I’m not talking about Chuck Palahniuk, or Mario Puzo, or Mark Twain, or any of a billion other names that rank as some of my favorite authors. I’m talking about Sholom frickin’ Aleichem. Uh, frickin’ isn’t his middle name, I just was emphasizing it. His name is Sholom Aleichem. Well, his real name is Shalom Rabinowitz, but we’ll call him by his nickname. He’s been called the Jewish Mark Twain, the Jewish Dickens… but he’s got his own style. It’s sardonic, it’s touching, it’s innocent, it’s wry, it’s clever.
But don’t take my word for it! Read some of these books!
Tevye’s daughters and Tevye the dairy-farmer are quite possibly his most famous books. I am re-reading them now and I laugh at the little jokes and it pulls at my heart every time. You may not know them by these names, because it was later adapted into a stage musical called Fiddler on the Roof. While I don’t normally enjoy musicals, I really liked the way it was adapted when I saw it done in High School, then again when I got the VHS copy with Topol as Tevye. The music is catchy, classic, and the stories (for the most part) stay accurate to the book. The only thing I don’t like is that they portrayed Tevye throughout the story as wishing he could be rich, when Sholem makes such a big deal of Tevye having given up on the rich life in the first chapter. The stories are told in Tevye’s narrative, as if directly to Mr. Aleichem. His daughters and Tevye’s attempts to marry them off get more and more radical and against the norms of his culture as they progress. Tevye, through his quotes and parables, tries to make sense of the world, overall and more specific to his situations.

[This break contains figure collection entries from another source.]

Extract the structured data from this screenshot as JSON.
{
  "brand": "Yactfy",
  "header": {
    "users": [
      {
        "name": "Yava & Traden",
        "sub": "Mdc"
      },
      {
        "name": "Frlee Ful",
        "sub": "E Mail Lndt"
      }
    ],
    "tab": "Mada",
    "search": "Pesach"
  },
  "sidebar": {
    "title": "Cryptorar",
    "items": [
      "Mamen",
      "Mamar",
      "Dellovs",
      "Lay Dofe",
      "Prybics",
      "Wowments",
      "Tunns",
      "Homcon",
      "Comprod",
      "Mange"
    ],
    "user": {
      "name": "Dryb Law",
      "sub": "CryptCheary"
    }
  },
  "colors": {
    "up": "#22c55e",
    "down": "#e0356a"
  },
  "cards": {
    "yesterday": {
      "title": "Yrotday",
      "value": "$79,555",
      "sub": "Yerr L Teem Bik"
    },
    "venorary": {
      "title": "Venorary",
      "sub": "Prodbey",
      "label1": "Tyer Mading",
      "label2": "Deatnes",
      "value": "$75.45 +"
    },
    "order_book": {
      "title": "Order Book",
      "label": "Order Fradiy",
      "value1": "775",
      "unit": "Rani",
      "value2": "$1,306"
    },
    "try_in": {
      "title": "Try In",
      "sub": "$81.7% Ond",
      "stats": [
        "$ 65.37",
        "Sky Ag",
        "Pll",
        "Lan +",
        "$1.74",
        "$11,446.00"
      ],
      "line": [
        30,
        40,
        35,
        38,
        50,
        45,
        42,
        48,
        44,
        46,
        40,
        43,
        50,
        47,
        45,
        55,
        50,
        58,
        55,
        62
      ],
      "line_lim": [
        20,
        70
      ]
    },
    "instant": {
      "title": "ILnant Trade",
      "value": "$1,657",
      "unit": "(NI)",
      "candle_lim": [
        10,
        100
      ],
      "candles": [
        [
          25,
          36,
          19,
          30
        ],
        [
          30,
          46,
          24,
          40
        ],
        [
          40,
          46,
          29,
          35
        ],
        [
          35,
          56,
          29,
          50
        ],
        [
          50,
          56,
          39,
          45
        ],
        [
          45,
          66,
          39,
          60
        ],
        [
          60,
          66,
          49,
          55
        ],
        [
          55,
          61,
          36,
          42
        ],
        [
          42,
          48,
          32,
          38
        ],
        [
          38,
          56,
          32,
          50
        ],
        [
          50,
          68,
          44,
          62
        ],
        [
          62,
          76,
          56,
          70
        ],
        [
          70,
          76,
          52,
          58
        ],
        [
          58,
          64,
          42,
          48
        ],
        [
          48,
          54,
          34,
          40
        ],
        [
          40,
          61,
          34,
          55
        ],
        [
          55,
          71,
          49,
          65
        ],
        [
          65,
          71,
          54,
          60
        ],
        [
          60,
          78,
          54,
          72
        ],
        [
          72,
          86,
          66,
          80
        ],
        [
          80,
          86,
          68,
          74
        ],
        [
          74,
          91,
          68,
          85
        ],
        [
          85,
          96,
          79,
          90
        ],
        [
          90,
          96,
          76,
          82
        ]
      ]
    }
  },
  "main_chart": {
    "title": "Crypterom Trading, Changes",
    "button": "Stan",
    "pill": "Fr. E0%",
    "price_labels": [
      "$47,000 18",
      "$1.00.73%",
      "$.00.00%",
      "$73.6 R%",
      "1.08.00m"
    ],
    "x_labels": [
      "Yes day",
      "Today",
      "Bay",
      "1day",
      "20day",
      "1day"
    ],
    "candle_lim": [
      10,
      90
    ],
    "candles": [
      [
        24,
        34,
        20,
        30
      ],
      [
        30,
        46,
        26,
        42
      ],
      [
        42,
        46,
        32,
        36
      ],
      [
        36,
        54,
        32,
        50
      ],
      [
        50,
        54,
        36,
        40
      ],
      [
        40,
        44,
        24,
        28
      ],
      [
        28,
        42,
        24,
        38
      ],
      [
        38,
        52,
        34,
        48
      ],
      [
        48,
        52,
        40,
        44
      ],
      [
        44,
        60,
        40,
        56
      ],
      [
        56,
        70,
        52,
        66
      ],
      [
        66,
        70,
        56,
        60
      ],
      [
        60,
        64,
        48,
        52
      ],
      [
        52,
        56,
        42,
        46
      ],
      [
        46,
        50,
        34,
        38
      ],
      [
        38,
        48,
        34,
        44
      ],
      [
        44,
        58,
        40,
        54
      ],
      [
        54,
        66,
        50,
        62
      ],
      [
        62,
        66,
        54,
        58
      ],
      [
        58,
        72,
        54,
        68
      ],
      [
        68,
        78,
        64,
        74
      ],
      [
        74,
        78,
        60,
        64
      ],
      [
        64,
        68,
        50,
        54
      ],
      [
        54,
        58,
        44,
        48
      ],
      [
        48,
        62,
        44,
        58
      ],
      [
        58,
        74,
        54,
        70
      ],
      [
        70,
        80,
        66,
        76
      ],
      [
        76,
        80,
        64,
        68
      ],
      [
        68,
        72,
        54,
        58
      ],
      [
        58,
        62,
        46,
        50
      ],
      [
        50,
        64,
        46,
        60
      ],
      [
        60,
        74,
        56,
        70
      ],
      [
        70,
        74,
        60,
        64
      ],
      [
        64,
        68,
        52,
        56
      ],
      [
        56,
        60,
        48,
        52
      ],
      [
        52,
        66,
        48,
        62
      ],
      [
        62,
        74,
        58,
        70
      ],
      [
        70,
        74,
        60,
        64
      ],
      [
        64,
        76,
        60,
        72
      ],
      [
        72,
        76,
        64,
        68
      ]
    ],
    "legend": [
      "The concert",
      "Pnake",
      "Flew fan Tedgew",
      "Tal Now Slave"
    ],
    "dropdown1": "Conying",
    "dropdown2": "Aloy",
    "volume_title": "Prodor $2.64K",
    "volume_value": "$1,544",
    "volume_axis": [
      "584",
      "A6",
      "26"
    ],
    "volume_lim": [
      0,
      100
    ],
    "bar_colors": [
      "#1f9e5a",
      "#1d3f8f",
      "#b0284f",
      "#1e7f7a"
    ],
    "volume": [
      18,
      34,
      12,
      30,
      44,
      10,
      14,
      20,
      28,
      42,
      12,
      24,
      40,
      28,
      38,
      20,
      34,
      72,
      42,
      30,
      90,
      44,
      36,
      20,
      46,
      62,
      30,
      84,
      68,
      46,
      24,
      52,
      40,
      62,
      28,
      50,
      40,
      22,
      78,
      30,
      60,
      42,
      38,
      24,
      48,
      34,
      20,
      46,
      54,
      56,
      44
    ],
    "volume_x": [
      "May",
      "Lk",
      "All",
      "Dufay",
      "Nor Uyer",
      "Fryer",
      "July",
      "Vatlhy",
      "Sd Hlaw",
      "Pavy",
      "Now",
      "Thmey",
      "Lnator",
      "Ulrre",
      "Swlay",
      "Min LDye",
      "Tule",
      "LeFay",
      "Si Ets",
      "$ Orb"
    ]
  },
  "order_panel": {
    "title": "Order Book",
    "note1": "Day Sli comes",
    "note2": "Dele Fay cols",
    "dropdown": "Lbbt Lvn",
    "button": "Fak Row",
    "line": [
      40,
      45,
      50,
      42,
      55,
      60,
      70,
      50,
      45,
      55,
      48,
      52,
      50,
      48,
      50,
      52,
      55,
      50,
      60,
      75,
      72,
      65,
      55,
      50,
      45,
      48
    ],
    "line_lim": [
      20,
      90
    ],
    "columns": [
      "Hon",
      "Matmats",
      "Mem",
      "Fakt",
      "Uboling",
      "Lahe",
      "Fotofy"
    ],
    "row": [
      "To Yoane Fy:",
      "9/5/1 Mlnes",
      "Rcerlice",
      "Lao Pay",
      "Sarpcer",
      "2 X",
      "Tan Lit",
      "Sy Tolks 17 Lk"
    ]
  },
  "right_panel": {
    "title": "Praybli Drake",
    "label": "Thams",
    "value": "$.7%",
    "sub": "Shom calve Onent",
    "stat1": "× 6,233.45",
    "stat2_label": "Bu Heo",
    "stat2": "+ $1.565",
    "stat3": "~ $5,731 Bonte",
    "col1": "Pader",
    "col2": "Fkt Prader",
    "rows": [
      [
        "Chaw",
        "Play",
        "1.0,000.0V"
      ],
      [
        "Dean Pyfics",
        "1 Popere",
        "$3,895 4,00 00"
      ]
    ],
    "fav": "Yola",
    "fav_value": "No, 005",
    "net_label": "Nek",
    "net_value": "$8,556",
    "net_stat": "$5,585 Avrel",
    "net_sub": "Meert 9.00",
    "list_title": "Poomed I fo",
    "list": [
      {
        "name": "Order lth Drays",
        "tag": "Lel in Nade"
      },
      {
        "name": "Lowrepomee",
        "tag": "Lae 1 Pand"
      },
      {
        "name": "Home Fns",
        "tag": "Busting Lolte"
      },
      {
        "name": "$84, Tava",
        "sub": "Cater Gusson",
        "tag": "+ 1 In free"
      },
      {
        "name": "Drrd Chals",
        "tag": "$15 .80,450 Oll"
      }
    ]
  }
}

As much as I love Tevye as the foolish/wise, constantly quoting character, these are not my favorite books. My all-time favorite is by far, Mottel the Cantor’s Son. The back of the book describes Mottel as a “Yiddish Hick Finn.” Don’t judge the book by its back cover, though. He can be described this way, for there are some parallels. For example, Huck’s youth keeps him blissfully ignorant and innocently questioning such issues as racism. Mottel also doesn’t quite understand why the Russians or gentiles or other people hate the Jews. Also, both Huck and Mottel are mischievous and fun-loving. But the comparisons end there. Mottel seems more motivated by artistic creativity and a hedonistic love of life than Huck’s sense of adventure or to go to places unknown. Mottel loves to draw, to write, to sing. Although Mottel’s adventures equal Huck’s, the decision is motivated by his older brother and family members. He doesn’t have the compulsion to run off to live on his own. In fact, he sees his mother as a great protector. In his travels from Russia to America, we get a clever glimpse of the world at that time through the eyes of a growing child. Sadly, Sholem died writing this book, and it ends rather abruptly. That is, it has no ending. Still, I highly recommend it.
As a nice contrast to Mottel’s innocent take on the world, read the adventures of Menachem-Mendel. Menachem-Mendel is a young Jewish man who travels the world, to America and back, finally ending up in Warsaw. There he gets a job in a newspaper office. We see his radical points of view on the world as published in the newspaper. Very compelling taken alone, but the humor of the book comes in his wife’s letters back to him. Witty, clever, and with that clarity that only a woman can provide, it is also interesting to note that her opinions never get published.
Song of Songs is a sweet and innocent little book that I love, but in all honesty I didn’t finish. I should go find my own copy and read it.